If any of above present, ask about associated symptoms:

  • Disturbed sleep (decreased or increased compared to usual)
  • Decreased or increased appetite and/or weight
  • Fatigue or loss of energy
  • Agitation or slowing of movements
  • Poor concentration or indecisiveness
  • Feelings of worthlessness or excessive or inappropriate guilt
  • Suicidal thoughts or acts.

Then ask about duration and associated disability, past and family history of mood disorders, and availability of social support

1. Factors that favour general advice and active monitoring:

  • Four or fewer of the above symptoms with little associated disability
  • Symptoms intermittent, or less than two weeks' duration
  • Recent onset with identified stressor
  • No past or family history of depression
  • Social support available
  • Lack of suicidal thoughts.

2. Factors that favour more active treatment in primary care:

  • Five or more symptoms with associated disability
  • Persistent or long standing symptoms
  • Personal or family history of depression
  • Low social support
  • Occasional suicidal thoughts.

3. Factors that favour referral to mental health professionals:

  • Inadequate or incomplete response to two or more interventions
  • Recurrent episode within one year
  • History suggestive of bipolar disorder
  • The person with depression or relatives request referral
  • More persistent suicidal thoughts
  • Self neglect.

4. Factors that favour urgent referral to specialist mental health services:

  • Actively suicidal ideas or plans
  • Psychotic symptoms
  • Severe agitation accompanying severe symptoms
  • Severe self neglect.
Box 1: Depression definitions (taken from DSM-IV)

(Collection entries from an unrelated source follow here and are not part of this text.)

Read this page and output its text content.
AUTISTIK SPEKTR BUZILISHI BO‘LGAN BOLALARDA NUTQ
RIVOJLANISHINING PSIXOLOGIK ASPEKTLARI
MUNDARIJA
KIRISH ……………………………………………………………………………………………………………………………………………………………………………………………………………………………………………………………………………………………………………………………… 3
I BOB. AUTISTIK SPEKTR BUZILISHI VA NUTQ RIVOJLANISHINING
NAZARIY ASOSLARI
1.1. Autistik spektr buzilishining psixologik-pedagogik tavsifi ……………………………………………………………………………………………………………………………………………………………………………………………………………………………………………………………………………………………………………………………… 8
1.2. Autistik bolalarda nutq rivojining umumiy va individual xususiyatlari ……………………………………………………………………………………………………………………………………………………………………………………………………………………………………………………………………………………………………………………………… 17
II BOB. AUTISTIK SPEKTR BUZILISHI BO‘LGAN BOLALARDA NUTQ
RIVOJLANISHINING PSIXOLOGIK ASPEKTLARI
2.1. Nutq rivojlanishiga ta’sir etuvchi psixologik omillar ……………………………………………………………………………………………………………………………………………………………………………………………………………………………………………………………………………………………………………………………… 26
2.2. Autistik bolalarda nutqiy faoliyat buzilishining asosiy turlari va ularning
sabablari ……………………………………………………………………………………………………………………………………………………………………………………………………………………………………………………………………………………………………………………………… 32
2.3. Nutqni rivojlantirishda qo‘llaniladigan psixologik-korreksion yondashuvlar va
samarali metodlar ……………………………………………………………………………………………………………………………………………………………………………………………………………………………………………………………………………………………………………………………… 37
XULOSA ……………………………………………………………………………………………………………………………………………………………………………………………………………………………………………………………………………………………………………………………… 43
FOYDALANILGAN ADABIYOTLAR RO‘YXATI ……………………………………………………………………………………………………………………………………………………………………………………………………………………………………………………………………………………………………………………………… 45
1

Subthreshold depressive symptoms: Fewer than five symptoms of depression

Mild depression: Few, if any, symptoms in excess of the five required to make the diagnosis and symptoms result in only minor functional impairment

Moderate depression: Symptoms or functional impairment are between "mild" and "severe"

Severe depression: Most symptoms and the symptoms markedly interfere with functioning. Can occur with or without psychotic symptoms.

Symptoms should be present for at least two weeks and every symptom should be present for most of every day. However, it is doubtful whether the severity of the depressive illness can realistically be captured in a single symptom count. Additional information is always useful. You will need to consider family and previous history as well as the degree of associated disability.